As ambulances transported victims from the bus blast, a second bomb carried on a motorcycle went off in a nearby commercial district, killing several more people, said Zainul Haq, a city police official. Two military caps were visible inside one of several cars badly damaged in the second explosion.
Cheema said a total of 25 people had died and 68 more were wounded and that initial investigations indicated that the bombings were suicide attacks.
Religious Affairs Minister Ejaz-ul Haq said the attacks could be a reaction to the war in Afghanistan and Pakistani operations against militants in their strongholds near the Afghan frontier.
A rocket attack on a checkpoint in the South Waziristan border region killed one soldier and wounded four on Tuesday, a local intelligence official said on condition of anonymity because he is not authorized to speak publicly.
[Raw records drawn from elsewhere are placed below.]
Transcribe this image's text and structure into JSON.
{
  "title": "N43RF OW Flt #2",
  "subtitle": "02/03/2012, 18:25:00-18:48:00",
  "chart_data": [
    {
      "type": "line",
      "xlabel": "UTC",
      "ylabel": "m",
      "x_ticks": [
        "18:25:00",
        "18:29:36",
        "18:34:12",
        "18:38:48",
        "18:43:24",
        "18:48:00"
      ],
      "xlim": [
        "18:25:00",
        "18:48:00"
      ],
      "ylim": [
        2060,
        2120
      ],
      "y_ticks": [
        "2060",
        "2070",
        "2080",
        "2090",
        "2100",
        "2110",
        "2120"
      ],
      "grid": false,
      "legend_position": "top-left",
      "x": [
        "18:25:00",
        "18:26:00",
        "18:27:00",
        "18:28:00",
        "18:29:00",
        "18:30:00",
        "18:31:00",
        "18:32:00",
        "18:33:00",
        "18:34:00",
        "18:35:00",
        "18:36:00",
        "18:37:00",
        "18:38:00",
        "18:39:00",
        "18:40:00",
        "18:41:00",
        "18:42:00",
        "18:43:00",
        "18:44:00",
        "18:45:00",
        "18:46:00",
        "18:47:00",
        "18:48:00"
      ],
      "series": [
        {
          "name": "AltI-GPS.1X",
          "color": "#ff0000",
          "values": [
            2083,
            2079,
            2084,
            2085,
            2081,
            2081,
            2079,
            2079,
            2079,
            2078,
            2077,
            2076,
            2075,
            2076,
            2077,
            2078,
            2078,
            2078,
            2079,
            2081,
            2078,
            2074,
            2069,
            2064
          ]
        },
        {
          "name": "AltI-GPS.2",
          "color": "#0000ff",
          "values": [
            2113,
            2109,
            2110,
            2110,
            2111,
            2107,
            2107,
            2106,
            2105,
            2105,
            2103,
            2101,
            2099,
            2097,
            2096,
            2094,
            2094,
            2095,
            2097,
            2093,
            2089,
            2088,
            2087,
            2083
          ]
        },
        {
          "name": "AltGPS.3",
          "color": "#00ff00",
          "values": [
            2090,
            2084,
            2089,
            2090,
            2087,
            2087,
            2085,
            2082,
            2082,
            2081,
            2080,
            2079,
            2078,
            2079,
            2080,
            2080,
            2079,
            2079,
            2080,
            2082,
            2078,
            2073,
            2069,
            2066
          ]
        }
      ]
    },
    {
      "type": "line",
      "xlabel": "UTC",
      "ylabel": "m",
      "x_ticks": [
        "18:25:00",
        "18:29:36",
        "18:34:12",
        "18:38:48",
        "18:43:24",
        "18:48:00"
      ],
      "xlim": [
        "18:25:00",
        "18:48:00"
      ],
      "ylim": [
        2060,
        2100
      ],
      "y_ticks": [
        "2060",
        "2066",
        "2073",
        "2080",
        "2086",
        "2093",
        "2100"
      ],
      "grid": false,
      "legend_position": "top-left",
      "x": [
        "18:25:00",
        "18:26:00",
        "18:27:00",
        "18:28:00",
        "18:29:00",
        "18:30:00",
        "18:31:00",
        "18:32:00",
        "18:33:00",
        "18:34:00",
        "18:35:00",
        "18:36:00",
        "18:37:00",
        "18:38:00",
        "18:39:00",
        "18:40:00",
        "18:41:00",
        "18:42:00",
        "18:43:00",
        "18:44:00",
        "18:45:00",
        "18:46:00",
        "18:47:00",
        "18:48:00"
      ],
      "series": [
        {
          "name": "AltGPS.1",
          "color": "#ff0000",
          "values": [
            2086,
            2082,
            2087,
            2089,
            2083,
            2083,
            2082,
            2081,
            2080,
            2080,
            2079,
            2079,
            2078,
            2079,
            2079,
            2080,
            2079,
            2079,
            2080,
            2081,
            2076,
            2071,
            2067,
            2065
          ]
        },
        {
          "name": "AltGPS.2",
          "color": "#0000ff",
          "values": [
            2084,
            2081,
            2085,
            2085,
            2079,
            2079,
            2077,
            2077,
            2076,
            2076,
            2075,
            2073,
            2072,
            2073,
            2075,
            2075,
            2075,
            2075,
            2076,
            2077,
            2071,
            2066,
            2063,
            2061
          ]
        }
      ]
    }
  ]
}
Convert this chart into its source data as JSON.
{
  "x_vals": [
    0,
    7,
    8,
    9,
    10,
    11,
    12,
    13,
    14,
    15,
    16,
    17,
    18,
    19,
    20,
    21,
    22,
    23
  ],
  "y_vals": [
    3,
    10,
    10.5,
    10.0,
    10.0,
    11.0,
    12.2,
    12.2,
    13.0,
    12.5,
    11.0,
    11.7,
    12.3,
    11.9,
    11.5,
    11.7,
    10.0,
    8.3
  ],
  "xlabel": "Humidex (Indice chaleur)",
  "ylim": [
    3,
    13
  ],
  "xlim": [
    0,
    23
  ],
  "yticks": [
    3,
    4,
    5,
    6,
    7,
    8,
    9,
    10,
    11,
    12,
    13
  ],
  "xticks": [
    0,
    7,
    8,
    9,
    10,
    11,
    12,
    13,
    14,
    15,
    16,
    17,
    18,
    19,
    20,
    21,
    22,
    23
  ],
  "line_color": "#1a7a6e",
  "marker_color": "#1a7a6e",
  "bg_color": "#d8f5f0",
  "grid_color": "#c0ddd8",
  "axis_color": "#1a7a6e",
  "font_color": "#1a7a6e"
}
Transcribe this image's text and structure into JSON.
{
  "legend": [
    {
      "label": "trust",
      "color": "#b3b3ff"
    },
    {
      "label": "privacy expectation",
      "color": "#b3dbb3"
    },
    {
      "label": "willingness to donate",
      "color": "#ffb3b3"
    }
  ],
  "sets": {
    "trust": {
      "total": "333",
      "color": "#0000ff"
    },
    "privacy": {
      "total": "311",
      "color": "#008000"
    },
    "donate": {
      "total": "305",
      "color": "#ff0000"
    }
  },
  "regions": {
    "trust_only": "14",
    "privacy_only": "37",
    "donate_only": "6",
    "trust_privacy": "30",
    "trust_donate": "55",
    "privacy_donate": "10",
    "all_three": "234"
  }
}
Local militants say they abducted scores of Pakistani troops in the same region last week.
"This is all probably because of the situation presently in Afghanistan and in Waziristan," Haq said on Dawn News television. "We are the front line state in the war against terror, and we are suffering the most."
Pakistan has witnessed scores of bombings and other acts of terrorism since siding with the United States after the Sept. 11, 2001, attacks. Officials have blamed pro-Taliban and al-Qaida elements for much of the violence.
Cheema said authorities were examining whether Tuesday's attacks were linked to two suicide attacks in Islamabad in July that killed 31 people.
Rawalpindi has also seen several attacks, including two huge bombs aimed at President Gen. Pervez Musharraf that killed at least 16 people, including three suicide attackers, in December 2003.
Musharraf, who seized power in a 1999 coup, is under pressure from Washington to crack down on extremists in the border region amid U.S. claims that al-Qaida may be regrouping there.
The general is currently trying to negotiate a pact with exiled former Prime Minister Benazir Bhutto to shore up his troubled re-election bid and form an alliance of moderates.